Favorite movies dubbed in German

Good, if I can find them.


So here’s a new study plan for the rest of the month:

10:00 – 10:30 Fun & easy

Start easy. Watch/listen to educational podcasts narrated in English.

10:30 – 11:00 Comprehensible input review

Listen to or review podcasts or videos that I’ve studied before. Slow German, Sesamstraße. Again, the key is comprehensible input.

11:30 – 12:00 Shadowing

Listen to and shadow (see below) a 2- to 4-minute comprehensible monologue or dialogue. Do this for about 15 minutes, and then maybe listen to some new material for 15 minutes.

1:00 – 1:30 Anki listening 1

Anki 10,000 sentences.

1:30 – 2:00 Make more comprehensible input

Decipher and make Anki cards from the transcript of some podcast like Slow German (this doesn’t have to be every day). Do reviews of said cards (every day).

2:00 – 2:30 Anki listening 2

Anki 10,000 sentences

3:00 – 4:00 Conversation

Talking (e.g. Skype) or texting (e.g. HelloTalk)

Later in the day / any time:

  • Find more conversation partners
  • Scour the internet for German movies or movies dubbed in German
  • Watch movies
  • Repeat shadowing exercise
  • Text with people in German
  • Passive listening

This is still four hours total of structured study time, with more breaks built in to reflect the reality that I don’t sit still for that long, and I need to do things like cooking and showering and throwing cockroaches out the window that it’s hard to do while studying.


The Walking Shadow

Shadowing is a language-learning method pioneered and explained by this fellow, Alexander Arguelles:

Basically, from what I can tell, the idea is to learn to speak the sounds of the language while also thoroughly imprinting the contents onto your brain.
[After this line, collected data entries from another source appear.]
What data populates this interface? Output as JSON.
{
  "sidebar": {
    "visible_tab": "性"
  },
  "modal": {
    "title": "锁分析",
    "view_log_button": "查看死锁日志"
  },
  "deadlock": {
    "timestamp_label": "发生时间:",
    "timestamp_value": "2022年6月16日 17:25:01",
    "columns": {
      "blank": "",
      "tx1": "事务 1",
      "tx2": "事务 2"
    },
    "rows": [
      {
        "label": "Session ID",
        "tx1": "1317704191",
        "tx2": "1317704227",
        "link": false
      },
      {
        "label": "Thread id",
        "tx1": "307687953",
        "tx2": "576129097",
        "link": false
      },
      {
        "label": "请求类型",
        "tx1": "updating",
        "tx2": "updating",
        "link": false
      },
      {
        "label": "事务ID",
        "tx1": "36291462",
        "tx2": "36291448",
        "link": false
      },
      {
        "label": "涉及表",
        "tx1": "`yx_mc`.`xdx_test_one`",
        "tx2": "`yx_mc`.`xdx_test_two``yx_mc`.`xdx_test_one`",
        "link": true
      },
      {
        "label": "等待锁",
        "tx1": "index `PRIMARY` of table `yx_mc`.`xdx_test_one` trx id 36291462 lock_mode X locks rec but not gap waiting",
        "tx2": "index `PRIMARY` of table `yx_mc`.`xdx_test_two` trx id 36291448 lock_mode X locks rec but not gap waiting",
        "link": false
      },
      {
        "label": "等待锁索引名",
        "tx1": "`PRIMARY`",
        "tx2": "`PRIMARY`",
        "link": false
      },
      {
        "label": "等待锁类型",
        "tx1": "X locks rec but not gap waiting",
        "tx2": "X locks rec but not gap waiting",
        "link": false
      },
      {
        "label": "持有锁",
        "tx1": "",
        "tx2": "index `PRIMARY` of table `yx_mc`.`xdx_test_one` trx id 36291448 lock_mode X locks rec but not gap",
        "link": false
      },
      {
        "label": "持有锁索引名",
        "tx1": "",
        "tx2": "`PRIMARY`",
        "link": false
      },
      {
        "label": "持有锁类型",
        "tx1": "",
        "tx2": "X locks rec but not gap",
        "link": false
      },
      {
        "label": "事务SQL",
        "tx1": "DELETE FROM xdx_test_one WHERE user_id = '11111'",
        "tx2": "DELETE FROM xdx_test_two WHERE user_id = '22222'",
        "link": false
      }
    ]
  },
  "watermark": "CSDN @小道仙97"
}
He claims that this is most effective if done while briskly walking. It may sound strange, but I liked this idea as soon as I heard it. One key to building strong memories is to connect them to different senses. One way to get lots of multi-sensory input, and wake up your brain and tell it to remember something is to go for a walk.

I had this point illustrated for me just yesterday when I was listening to a podcast (in English) for a second time. The first time I’d listened to it, a week ago, I’d been walking around. Numerous times, during this second listen, the host would say something and then a memory of exactly where I’d been and what I’d been thinking or feeling when I first heard it would pop vividly and involuntarily into my mind.

I’m not sure what part the shadowing itself plays, but I’m willing to give it a try. Also I don’t know why Arguelles suggests the studying material he does, with the facing translations, except that it’s a convenient way to get comprehensible input.